Un accusé qui varie dans ses déclarations
Appelé à la barre pour s’expliquer, l’accusé Albert Avandé varie par rapport à ses déclarations faites lors de l’enquête préliminaire et devant le juge d’instruction. Il change sa version des faits et soutient que son grand frère Gnikpota Avandé a trouvé la mort lorsqu’il disputait la machette avec ce dernier. Selon ses explications, il aurait lâché la machette que lui arrachait son grand frère. La partie tranchante étant positionnée vers son abdomen, elle l’y blessa. Mais déterminée à démêler l’écheveau, Solange Béhanzin représentant le ministère public fait lire ses précédentes déclarations à l’enquête préliminaire et devant le magistrat instructeur. Mieux, pour confondre l’accusé, l’avocat général fait comparaître à titre de témoins le sieur Assogba Dansou et Elisabeth Avandé, épouse du défunt Gnikpota. Ces derniers ont confirmé, tour à tour, les faits tels qu’ils se sont déroulés. Ce n’est qu’après cela et suite aux questions de l’avocat général qu’Albert Avandé revient sur ses déclarations à la barre pour se conformer à celles qu’il a faites aux précédentes étapes de la procédure. Ainsi, le ministère public, suivant les dispositions de la loi dont les articles 295 et 384 alinéa 4 du code pénal qui traitent de la question, demande à la cour de déclarer l’accusé coupable de meurtre et de lui infliger une peine de 20 ans de travaux forcés.

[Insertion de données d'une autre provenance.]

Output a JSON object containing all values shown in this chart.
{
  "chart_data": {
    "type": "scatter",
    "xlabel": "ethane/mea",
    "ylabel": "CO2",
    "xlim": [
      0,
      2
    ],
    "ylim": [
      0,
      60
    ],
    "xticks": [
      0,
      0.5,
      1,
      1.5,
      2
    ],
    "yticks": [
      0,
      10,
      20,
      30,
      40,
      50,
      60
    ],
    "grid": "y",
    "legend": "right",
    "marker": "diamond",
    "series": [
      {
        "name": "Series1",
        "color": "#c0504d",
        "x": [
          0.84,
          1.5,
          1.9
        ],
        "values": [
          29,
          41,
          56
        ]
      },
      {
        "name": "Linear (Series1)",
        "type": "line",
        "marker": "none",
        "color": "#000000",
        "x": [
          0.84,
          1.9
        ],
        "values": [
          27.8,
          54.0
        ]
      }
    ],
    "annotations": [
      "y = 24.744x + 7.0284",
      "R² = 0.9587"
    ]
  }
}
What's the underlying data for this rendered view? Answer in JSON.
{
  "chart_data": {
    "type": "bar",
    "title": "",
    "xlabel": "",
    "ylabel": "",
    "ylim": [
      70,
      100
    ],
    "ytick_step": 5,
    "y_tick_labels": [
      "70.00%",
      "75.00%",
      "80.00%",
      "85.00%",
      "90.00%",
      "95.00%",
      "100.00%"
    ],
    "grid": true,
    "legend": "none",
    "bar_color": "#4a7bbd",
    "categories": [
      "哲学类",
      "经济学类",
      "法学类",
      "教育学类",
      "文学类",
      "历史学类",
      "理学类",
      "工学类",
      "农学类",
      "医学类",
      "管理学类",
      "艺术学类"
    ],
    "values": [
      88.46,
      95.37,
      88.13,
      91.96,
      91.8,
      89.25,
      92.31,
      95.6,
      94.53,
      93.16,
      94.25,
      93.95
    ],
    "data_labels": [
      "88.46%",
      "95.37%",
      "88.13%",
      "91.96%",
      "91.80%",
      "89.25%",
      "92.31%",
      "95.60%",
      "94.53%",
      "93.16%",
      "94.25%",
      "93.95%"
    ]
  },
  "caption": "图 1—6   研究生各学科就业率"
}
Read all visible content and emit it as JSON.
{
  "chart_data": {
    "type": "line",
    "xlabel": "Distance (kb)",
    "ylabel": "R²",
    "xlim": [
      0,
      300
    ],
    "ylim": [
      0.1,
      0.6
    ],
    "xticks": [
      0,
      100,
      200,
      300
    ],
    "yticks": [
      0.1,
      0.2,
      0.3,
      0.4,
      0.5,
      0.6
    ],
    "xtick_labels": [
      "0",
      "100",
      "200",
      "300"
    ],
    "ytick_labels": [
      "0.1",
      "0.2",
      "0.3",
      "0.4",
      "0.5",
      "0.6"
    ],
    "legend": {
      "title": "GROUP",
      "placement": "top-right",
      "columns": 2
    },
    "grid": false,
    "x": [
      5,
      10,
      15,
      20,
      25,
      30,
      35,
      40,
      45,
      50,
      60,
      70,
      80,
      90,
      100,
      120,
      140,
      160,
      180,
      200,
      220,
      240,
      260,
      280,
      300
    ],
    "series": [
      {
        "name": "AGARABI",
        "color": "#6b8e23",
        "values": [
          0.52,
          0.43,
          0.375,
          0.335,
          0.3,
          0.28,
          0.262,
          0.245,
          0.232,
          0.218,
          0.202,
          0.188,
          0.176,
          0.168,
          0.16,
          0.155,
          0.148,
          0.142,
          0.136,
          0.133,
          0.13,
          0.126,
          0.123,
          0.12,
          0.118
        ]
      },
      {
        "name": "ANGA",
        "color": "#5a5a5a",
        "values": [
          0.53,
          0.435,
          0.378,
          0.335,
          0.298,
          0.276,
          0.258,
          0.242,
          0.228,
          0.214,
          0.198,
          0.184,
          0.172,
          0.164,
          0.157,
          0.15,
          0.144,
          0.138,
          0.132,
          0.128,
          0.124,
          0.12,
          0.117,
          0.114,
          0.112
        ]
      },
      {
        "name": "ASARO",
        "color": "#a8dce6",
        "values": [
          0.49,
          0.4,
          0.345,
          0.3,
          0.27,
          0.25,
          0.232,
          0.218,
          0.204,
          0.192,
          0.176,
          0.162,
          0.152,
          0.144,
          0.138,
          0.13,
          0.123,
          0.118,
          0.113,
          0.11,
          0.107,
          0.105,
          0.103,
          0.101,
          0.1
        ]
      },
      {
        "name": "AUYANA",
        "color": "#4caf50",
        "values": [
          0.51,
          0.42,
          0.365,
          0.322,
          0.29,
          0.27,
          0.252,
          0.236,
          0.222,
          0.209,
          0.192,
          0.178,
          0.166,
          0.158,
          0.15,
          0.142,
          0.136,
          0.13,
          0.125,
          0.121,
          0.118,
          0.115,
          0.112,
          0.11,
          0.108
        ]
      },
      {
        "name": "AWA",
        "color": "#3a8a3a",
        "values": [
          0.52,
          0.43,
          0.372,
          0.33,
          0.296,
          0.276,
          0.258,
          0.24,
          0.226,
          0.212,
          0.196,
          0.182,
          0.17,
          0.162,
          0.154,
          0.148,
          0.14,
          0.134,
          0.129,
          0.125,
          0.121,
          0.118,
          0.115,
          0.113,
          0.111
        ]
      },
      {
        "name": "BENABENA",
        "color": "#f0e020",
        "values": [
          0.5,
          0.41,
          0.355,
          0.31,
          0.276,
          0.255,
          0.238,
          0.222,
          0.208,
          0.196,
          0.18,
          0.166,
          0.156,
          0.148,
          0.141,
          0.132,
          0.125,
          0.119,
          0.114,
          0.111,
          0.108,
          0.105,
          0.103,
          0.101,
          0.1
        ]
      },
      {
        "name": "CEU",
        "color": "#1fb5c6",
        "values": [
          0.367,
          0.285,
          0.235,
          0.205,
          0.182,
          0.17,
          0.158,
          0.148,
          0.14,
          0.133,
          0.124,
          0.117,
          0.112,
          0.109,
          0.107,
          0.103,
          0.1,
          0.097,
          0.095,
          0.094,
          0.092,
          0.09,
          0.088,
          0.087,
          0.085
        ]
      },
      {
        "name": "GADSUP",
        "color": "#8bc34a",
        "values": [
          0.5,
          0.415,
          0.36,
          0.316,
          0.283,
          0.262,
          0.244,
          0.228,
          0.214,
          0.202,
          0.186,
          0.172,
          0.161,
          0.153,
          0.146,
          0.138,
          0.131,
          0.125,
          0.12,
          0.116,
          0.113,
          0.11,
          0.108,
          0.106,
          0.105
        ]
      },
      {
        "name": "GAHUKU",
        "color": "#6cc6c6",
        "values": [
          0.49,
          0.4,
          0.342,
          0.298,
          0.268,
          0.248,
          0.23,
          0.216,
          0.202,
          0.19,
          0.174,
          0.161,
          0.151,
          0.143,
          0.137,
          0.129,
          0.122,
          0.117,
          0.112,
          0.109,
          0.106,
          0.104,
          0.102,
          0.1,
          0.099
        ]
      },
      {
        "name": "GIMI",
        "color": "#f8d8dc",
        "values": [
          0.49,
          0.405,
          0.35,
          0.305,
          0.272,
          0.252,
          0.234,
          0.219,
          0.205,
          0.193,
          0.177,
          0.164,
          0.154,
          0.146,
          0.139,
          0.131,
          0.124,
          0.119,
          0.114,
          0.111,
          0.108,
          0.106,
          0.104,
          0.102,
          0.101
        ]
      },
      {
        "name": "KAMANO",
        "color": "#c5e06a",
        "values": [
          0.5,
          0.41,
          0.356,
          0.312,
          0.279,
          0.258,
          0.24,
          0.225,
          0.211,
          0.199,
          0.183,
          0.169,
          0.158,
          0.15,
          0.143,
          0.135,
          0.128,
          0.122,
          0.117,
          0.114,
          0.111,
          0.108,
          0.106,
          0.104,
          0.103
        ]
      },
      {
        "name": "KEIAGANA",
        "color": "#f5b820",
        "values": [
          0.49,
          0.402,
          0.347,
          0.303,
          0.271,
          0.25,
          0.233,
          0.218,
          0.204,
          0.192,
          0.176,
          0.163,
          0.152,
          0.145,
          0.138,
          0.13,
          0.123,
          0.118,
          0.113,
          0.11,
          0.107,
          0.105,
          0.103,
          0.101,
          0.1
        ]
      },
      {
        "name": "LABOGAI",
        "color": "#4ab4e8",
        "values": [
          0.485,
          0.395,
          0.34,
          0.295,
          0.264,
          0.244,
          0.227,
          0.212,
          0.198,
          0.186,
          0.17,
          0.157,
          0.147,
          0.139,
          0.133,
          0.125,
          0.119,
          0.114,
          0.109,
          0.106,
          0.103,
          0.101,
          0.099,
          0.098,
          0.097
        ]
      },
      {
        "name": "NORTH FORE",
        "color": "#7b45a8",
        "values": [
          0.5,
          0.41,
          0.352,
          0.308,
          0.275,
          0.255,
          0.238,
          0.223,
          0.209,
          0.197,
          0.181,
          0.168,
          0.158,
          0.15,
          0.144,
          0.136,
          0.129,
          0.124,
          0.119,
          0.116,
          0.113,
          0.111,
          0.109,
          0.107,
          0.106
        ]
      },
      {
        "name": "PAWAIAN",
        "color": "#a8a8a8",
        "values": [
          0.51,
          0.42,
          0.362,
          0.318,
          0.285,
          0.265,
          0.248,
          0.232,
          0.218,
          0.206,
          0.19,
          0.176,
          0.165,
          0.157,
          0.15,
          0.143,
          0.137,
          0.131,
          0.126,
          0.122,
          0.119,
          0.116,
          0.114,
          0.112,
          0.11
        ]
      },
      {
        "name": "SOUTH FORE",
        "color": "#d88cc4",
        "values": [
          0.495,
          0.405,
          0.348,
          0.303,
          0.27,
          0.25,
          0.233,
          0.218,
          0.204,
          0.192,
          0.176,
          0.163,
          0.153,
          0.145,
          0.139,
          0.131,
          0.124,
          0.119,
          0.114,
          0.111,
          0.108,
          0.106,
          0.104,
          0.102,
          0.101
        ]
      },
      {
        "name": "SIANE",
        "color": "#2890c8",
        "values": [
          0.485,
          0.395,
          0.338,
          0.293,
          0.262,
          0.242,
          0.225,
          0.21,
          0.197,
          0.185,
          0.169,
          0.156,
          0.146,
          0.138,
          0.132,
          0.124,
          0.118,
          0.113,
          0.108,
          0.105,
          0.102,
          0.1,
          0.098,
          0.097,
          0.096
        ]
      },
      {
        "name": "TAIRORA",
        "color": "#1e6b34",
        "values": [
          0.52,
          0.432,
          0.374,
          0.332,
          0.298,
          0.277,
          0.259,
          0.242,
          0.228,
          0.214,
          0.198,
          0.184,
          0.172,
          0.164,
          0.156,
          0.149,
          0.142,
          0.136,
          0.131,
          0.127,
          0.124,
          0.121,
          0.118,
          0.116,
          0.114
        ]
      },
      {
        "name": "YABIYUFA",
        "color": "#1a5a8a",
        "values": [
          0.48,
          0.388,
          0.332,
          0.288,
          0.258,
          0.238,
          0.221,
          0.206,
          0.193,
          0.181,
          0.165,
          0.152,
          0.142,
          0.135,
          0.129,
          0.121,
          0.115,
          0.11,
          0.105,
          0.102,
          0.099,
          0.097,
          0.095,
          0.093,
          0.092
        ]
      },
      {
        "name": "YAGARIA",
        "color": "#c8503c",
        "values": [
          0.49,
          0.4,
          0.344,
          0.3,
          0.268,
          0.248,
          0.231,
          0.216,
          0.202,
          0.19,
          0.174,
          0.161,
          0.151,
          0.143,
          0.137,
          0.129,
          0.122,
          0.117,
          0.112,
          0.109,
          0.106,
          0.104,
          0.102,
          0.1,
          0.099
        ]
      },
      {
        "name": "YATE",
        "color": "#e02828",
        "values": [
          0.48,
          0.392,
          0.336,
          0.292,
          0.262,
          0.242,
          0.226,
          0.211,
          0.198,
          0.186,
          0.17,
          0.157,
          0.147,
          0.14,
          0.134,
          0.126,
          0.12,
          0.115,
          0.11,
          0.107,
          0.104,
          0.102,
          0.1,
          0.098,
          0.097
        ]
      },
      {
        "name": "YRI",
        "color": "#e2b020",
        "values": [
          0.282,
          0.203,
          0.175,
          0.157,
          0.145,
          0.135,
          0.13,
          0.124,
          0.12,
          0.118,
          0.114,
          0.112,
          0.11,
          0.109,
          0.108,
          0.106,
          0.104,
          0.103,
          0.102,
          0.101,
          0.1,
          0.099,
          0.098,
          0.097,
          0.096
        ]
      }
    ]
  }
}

La défense de l’accusé assurée par Me Amos Akondé réfute l’acception de meurtre en se tablant sur le défaut de l’élément intentionnel. Selon lui, Albert ne s’était pas rendu dans la palmeraie dans l’intention de tuer son frère aîné et aurait agi sous l’effet de la colère. Il évoque, par ailleurs, l’absence d’autopsie, la défaillance des soins reçus à l’hôpital qui justifierait le décès de la victime. Par conséquent, il invite la cour à considérer cet accident comme un coup mortel et demande une situation atténuante et la réduction de la peine proposée par le ministère public pour son client.
Vu le rapport de moralité favorable à l’accusé, le résultat des examens psycho-psychiatriques et après avoir pris en compte les réquisitions du ministère public et les observations de l’avocat, la cour déclare Albert Avandé coupable d’homicide sur Gnipkota Avandé avant de le condamner, au regard des articles 295 et 304 du code pénal, à six ans de travaux forcés. L’inculpé mis sous mandat de dépôt le 23 juillet 2007, boucle au jour du procès, 5ans, 8 mois et 10 jours de vie carcérale. Il retournera en prison pour purger sa peine restante, soit 3 mois et 20 jours avant de pouvoir recouvrer sa liberté le 23 juillet prochain....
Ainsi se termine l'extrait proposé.